What happens to the employee’s access to e-mail accounts, building access, etc. when an employee is on FML?

If an employee is on a full leave, their access is suspended until they return from leave.  If they are on an intermittent leave, their access will remain active for the duration for their leave.  Employees should also return their office keys prior to the start of their leave.

What should happen with an employee’s P-Card while they are on leave?

If an employee is on a full leave, the P-Card should be returned to the department for the duration of the leave.  The P-Card should be returned to the employee once they are back to work.  If they are on an intermittent leave, the employee should retain the card.

Is the employee eligible for holiday pay while they are on leave?

Yes, as long as the employee has sick, vacation, personal and/or regular time in the system in the pay period that the holiday occurs.  Once they exhaust their sick and vacation time they are no longer eligible for holiday pay.

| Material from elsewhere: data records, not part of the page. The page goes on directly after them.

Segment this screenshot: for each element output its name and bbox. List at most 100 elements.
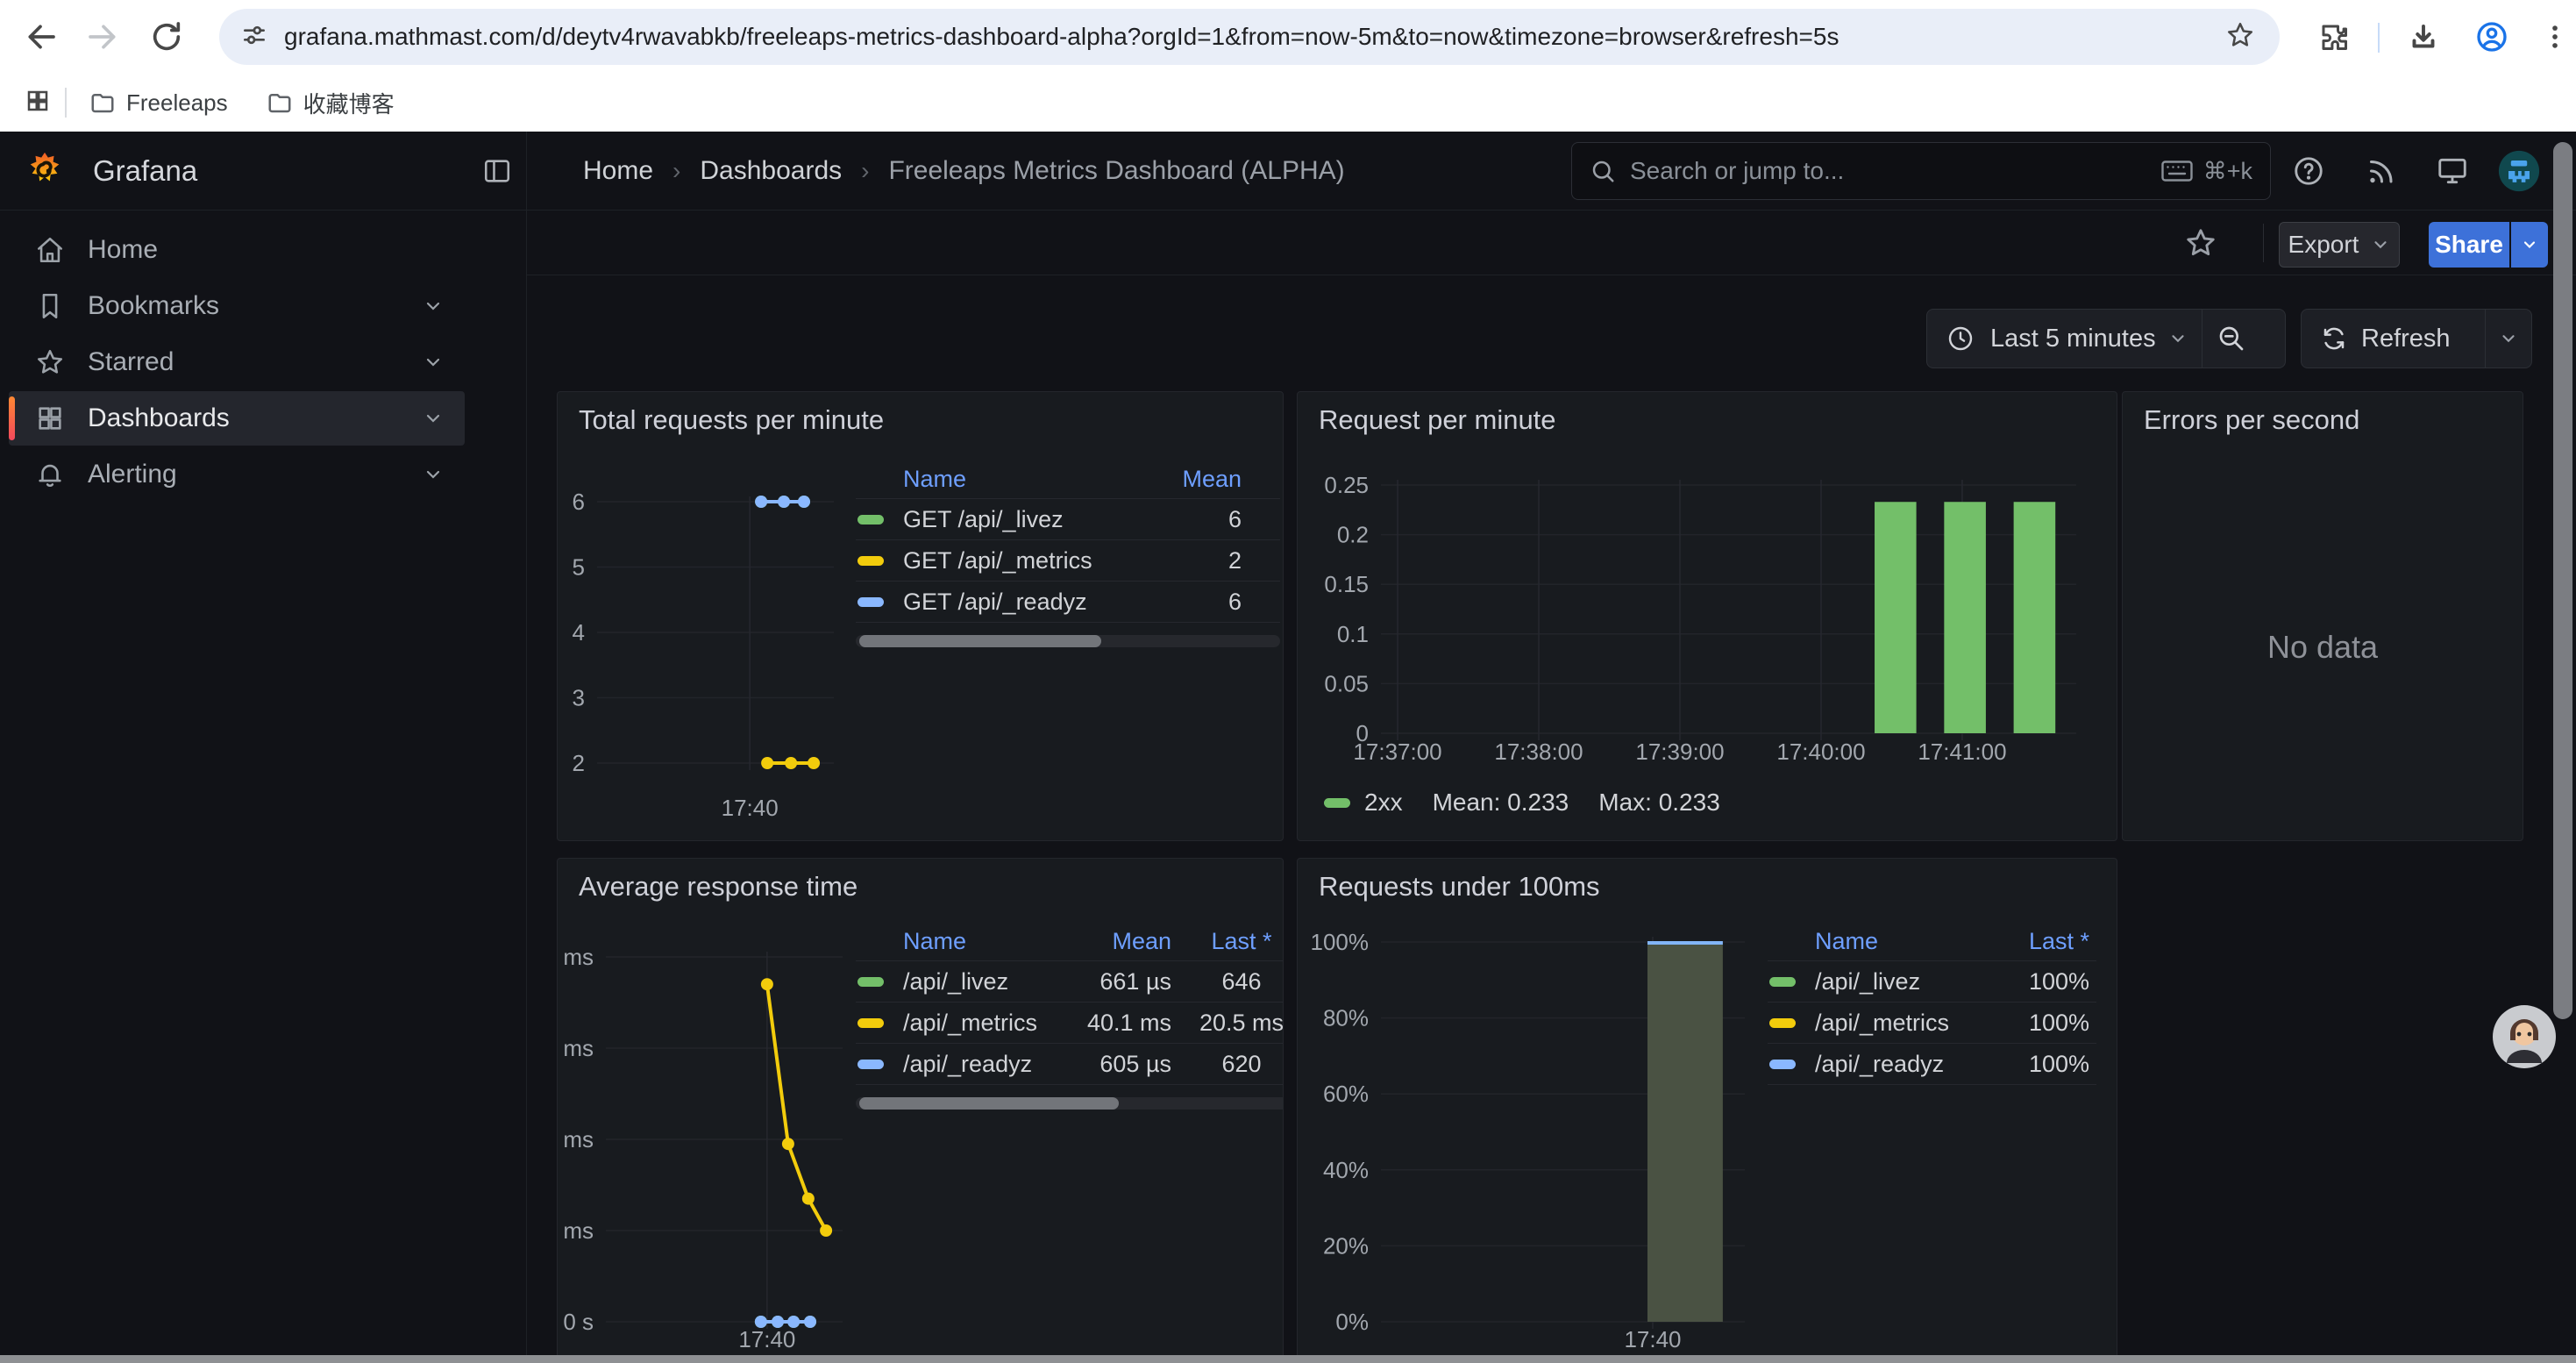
kiosk-button[interactable] xyxy=(2431,150,2473,192)
legend-column-header[interactable]: Name xyxy=(856,466,1175,493)
chevron-down-icon[interactable] xyxy=(423,408,444,429)
legend-row[interactable]: /api/_livez661 µs646 xyxy=(856,961,1284,1003)
svg-text:6: 6 xyxy=(573,489,585,515)
legend-table[interactable]: NameLast * /api/_livez100%/api/_metrics10… xyxy=(1768,923,2096,1085)
vertical-scrollbar[interactable] xyxy=(2553,142,2572,1019)
legend-row[interactable]: /api/_livez100% xyxy=(1768,961,2096,1003)
legend-inline[interactable]: 2xx Mean: 0.233 Max: 0.233 xyxy=(1324,789,1720,817)
legend-max: Max: 0.233 xyxy=(1598,789,1720,817)
chevron-down-icon[interactable] xyxy=(423,296,444,317)
news-button[interactable] xyxy=(2359,150,2402,192)
horizontal-scrollbar[interactable] xyxy=(0,1355,2576,1363)
folder-icon xyxy=(89,89,116,116)
refresh-button[interactable]: Refresh xyxy=(2301,309,2532,368)
bookmark-star-icon[interactable] xyxy=(2225,20,2255,54)
legend-column-header[interactable]: Name xyxy=(856,928,1066,955)
legend-column-header[interactable]: Mean xyxy=(1175,466,1280,493)
panel-average-response-time[interactable]: Average response time 80 ms60 ms40 ms20 … xyxy=(557,858,1284,1363)
bookmark-item[interactable]: 收藏博客 xyxy=(267,87,395,119)
legend-column-header[interactable]: Last * xyxy=(1996,928,2096,955)
legend-row[interactable]: /api/_metrics100% xyxy=(1768,1003,2096,1044)
brand-label[interactable]: Grafana xyxy=(93,154,197,188)
browser-menu-button[interactable] xyxy=(2536,18,2574,56)
extensions-icon xyxy=(2318,21,2350,53)
share-menu-button[interactable] xyxy=(2511,222,2548,268)
keyboard-icon xyxy=(2161,159,2193,183)
export-button[interactable]: Export xyxy=(2279,222,2400,268)
panel-request-per-minute[interactable]: Request per minute 0.250.20.150.10.05017… xyxy=(1297,391,2117,841)
star-icon xyxy=(35,347,65,377)
legend-cell: GET /api/_readyz xyxy=(903,589,1175,616)
legend-cell: 646 xyxy=(1171,968,1284,995)
url-bar[interactable]: grafana.mathmast.com/d/deytv4rwavabkb/fr… xyxy=(219,9,2280,65)
legend-cell: /api/_livez xyxy=(1815,968,1996,995)
profile-button[interactable] xyxy=(2473,18,2511,56)
legend-row[interactable]: /api/_readyz100% xyxy=(1768,1044,2096,1085)
panel-requests-under-100ms[interactable]: Requests under 100ms 100%80%60%40%20%0%1… xyxy=(1297,858,2117,1363)
panel-errors-per-second[interactable]: Errors per second No data xyxy=(2122,391,2523,841)
legend-scrollbar-thumb[interactable] xyxy=(859,1097,1119,1110)
home-icon xyxy=(35,235,65,265)
assistant-avatar[interactable] xyxy=(2493,1005,2556,1068)
legend-cell: /api/_readyz xyxy=(903,1051,1066,1078)
no-data-label: No data xyxy=(2123,629,2523,666)
legend-row[interactable]: /api/_metrics40.1 ms20.5 ms xyxy=(856,1003,1284,1044)
legend-swatch xyxy=(857,977,884,987)
chevron-down-icon[interactable] xyxy=(423,464,444,485)
request-per-minute-chart: 0.250.20.150.10.05017:37:0017:38:0017:39… xyxy=(1298,392,2117,840)
legend-cell: /api/_livez xyxy=(903,968,1066,995)
help-button[interactable] xyxy=(2288,150,2330,192)
svg-text:60%: 60% xyxy=(1323,1081,1369,1107)
legend-column-header[interactable]: Name xyxy=(1768,928,1996,955)
panel-title[interactable]: Errors per second xyxy=(2144,404,2359,436)
site-settings-icon[interactable] xyxy=(240,21,268,54)
search-input[interactable]: Search or jump to... ⌘+k xyxy=(1571,142,2271,200)
time-range-picker[interactable]: Last 5 minutes xyxy=(1926,309,2286,368)
legend-series-label[interactable]: 2xx xyxy=(1364,789,1403,817)
refresh-icon xyxy=(2321,325,2347,352)
chevron-down-icon[interactable] xyxy=(423,352,444,373)
dock-sidebar-icon[interactable] xyxy=(482,156,512,186)
url-text[interactable]: grafana.mathmast.com/d/deytv4rwavabkb/fr… xyxy=(284,23,2201,51)
sidebar-item-starred[interactable]: Starred xyxy=(9,335,465,389)
forward-button[interactable] xyxy=(84,18,123,56)
svg-text:60 ms: 60 ms xyxy=(558,1035,594,1061)
extensions-button[interactable] xyxy=(2315,18,2353,56)
assistant-avatar-icon xyxy=(2493,1005,2556,1068)
legend-row[interactable]: GET /api/_readyz6 xyxy=(856,582,1280,623)
legend-column-header[interactable]: Mean xyxy=(1066,928,1171,955)
browser-toolbar: grafana.mathmast.com/d/deytv4rwavabkb/fr… xyxy=(0,0,2576,74)
panel-total-requests[interactable]: Total requests per minute 6543217:40 Nam… xyxy=(557,391,1284,841)
legend-row[interactable]: GET /api/_livez6 xyxy=(856,499,1280,540)
bookmark-item[interactable]: Freeleaps xyxy=(89,89,228,117)
share-button[interactable]: Share xyxy=(2429,222,2509,268)
sidebar-item-dashboards[interactable]: Dashboards xyxy=(9,391,465,446)
breadcrumb-item[interactable]: Home xyxy=(583,156,653,186)
downloads-button[interactable] xyxy=(2404,18,2443,56)
grafana-logo[interactable] xyxy=(25,151,65,191)
legend-table[interactable]: NameMeanLast * /api/_livez661 µs646/api/_… xyxy=(856,923,1284,1110)
legend-scrollbar-thumb[interactable] xyxy=(859,635,1101,647)
legend-table[interactable]: NameMean GET /api/_livez6GET /api/_metric… xyxy=(856,460,1280,647)
download-icon xyxy=(2408,21,2439,53)
sidebar-item-alerting[interactable]: Alerting xyxy=(9,447,465,502)
sidebar-item-label: Alerting xyxy=(88,460,423,489)
legend-cell: 6 xyxy=(1175,589,1280,616)
reload-button[interactable] xyxy=(147,18,186,56)
legend-column-header[interactable]: Last * xyxy=(1171,928,1284,955)
legend-cell: 20.5 ms xyxy=(1171,1010,1284,1037)
sidebar-item-home[interactable]: Home xyxy=(9,223,465,277)
svg-text:80%: 80% xyxy=(1323,1005,1369,1031)
refresh-interval-button[interactable] xyxy=(2486,329,2531,348)
legend-scrollbar[interactable] xyxy=(856,635,1280,647)
user-avatar[interactable] xyxy=(2498,150,2540,192)
zoom-out-button[interactable] xyxy=(2202,325,2260,353)
breadcrumb-item[interactable]: Dashboards xyxy=(700,156,842,186)
legend-row[interactable]: /api/_readyz605 µs620 xyxy=(856,1044,1284,1085)
favorite-dashboard-button[interactable] xyxy=(2181,223,2221,263)
back-button[interactable] xyxy=(21,18,60,56)
apps-grid-icon[interactable] xyxy=(25,88,51,118)
legend-scrollbar[interactable] xyxy=(856,1097,1284,1110)
sidebar-item-bookmarks[interactable]: Bookmarks xyxy=(9,279,465,333)
legend-row[interactable]: GET /api/_metrics2 xyxy=(856,540,1280,582)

Do they get paid for a snow day?

Only if they were scheduled to return to work on that day and the doctor note states they were scheduled to return.

Can personal days be used while an employee is on FML?

Yes, so long as the employee has exhausted all sick and vacation time.

What is required from an employee who is on leave during the Merit and Compliance Process?

While an employee is on leave during this process, they are not required to complete their Performance Evaluation, Conflict of Interest or Preventing Workplace Harassment training until they return to work.  Employees should not be penalized for not completing these items by the specified due date.

What happens if my employee does not return after twelve weeks?

The department has no further obligation to hold their position and the employee may be eligible for long-term disability benefits through Lincoln Financial Group. The employee should contact Lincoln Financial Group for further details.